Interestingly, the possibility of isolating the K. kingae strain in the oropharynx during OAI (2) allowed us to characterize the invasive strains by MLST analysis (4). ST14 is distributed worldwide and is involved in different clinical syndromes, such as occult bacteremia or OAI, without specificity (17). The disease spectrum of ST14 can now be enlarged to include soft tissue infection. On the other hand, ST25 is a France-specific clone that, to date, has been involved only in OAI. Furthermore, ST25 was recently involved in an outbreak of osteomyelitis (18). Our case may underline the higher propensity of ST25 to infect bone tissue than joint tissue.

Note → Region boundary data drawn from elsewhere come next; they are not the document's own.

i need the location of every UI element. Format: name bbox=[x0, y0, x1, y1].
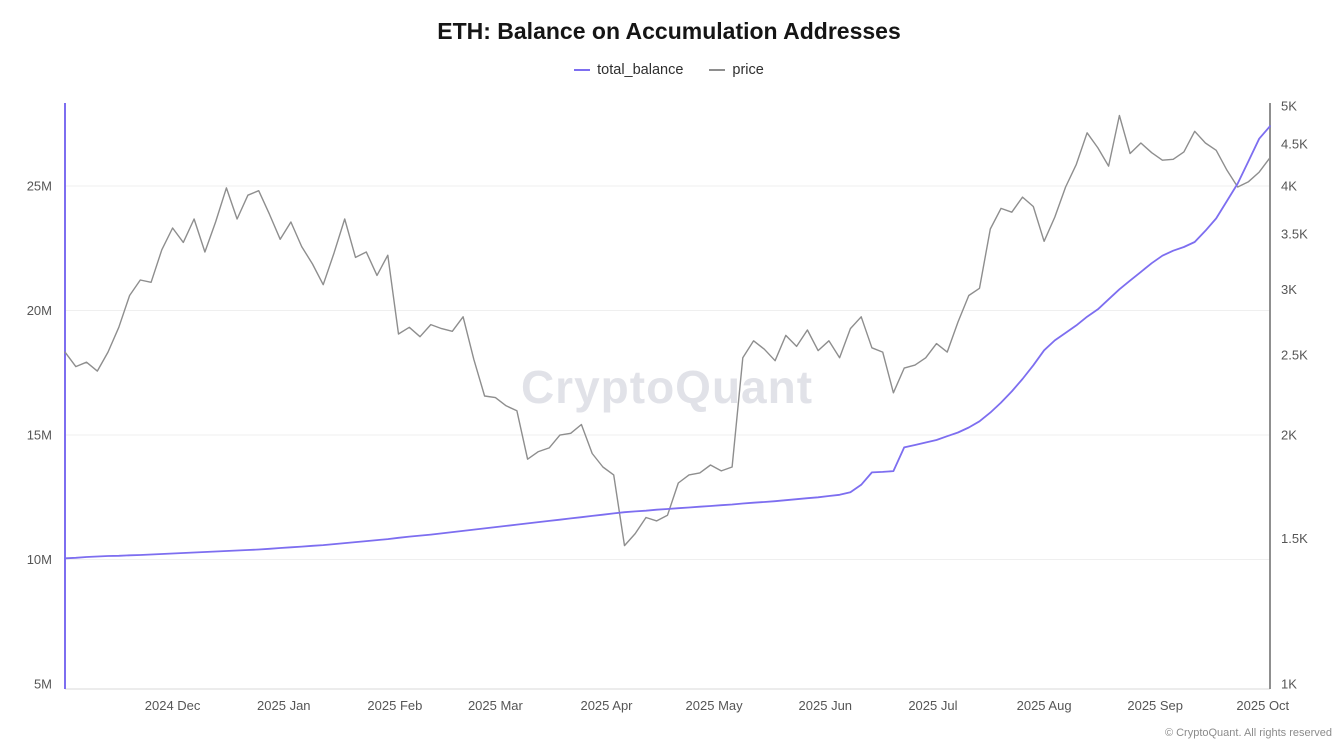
x-tick-label: 2024 Dec bbox=[145, 698, 201, 713]
y-left-tick-label: 10M bbox=[27, 552, 52, 567]
x-tick-label: 2025 May bbox=[686, 698, 744, 713]
legend: total_balance price bbox=[0, 62, 1338, 78]
x-tick-label: 2025 Sep bbox=[1127, 698, 1183, 713]
legend-label-total-balance: total_balance bbox=[597, 62, 684, 78]
y-right-tick-label: 1.5K bbox=[1281, 531, 1308, 546]
x-tick-label: 2025 Apr bbox=[580, 698, 633, 713]
legend-item-price[interactable]: price bbox=[709, 62, 764, 78]
y-left-tick-label: 15M bbox=[27, 428, 52, 443]
y-right-tick-label: 3K bbox=[1281, 282, 1297, 297]
y-left-tick-label: 25M bbox=[27, 179, 52, 194]
copyright-footer: © CryptoQuant. All rights reserved bbox=[1164, 727, 1332, 739]
x-tick-label: 2025 Aug bbox=[1017, 698, 1072, 713]
y-right-tick-label: 4.5K bbox=[1281, 136, 1308, 151]
chart-title: ETH: Balance on Accumulation Addresses bbox=[437, 18, 901, 44]
y-right-tick-label: 2.5K bbox=[1281, 347, 1308, 362]
y-right-tick-label: 4K bbox=[1281, 179, 1297, 194]
x-tick-label: 2025 Oct bbox=[1236, 698, 1289, 713]
x-tick-label: 2025 Jun bbox=[799, 698, 853, 713]
x-tick-label: 2025 Jan bbox=[257, 698, 311, 713]
x-tick-label: 2025 Feb bbox=[367, 698, 422, 713]
x-tick-label: 2025 Mar bbox=[468, 698, 524, 713]
series-total_balance-line bbox=[64, 125, 1271, 560]
legend-label-price: price bbox=[732, 62, 764, 78]
y-right-tick-label: 3.5K bbox=[1281, 227, 1308, 242]
y-right-tick-label: 2K bbox=[1281, 428, 1297, 443]
y-left-tick-label: 20M bbox=[27, 303, 52, 318]
y-left-tick-label: 5M bbox=[34, 677, 52, 692]
y-right-tick-label: 1K bbox=[1281, 677, 1297, 692]
price-line-swatch bbox=[709, 69, 726, 71]
legend-item-total-balance[interactable]: total_balance bbox=[574, 62, 683, 78]
y-right-tick-label: 5K bbox=[1281, 99, 1297, 114]
x-tick-label: 2025 Jul bbox=[908, 698, 957, 713]
series-price-line bbox=[64, 114, 1271, 547]
total-balance-line-swatch bbox=[574, 69, 591, 71]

Finally, concomitant URT viral infections are frequently associated with K. kingae invasive infections (6). To our knowledge, the only viruses that have been associated with K. kingae infection are herpes simplex virus and varicella-zoster virus, with only a few reported cases (6, 19), and a large panel of assays for detection of viruses known or suspected to cause URT infection in human had never been performed. Here, we report, for the first time, simultaneously documented HRV infections and K. kingae invasive infections. The presence of HRV in throat samples does not constitute evidence of infection, since this virus may be present in healthy carrier children (20). However, it is noteworthy that both of our patients had symptoms of rhinitis and, moreover, that no other respiratory virus was detected. In addition, HRV has been found to stimulate bacterial adherence to airway epithelial cells (21) and has been temporally associated with bacterial invasive infections, such as pneumococcal diseases, in children (22). Hence, if HRV-Kingella kingae association can be confirmed in a larger study, HRV infection may represent an interesting approach to better understanding the pathophysiology of K. kingae invasive infections.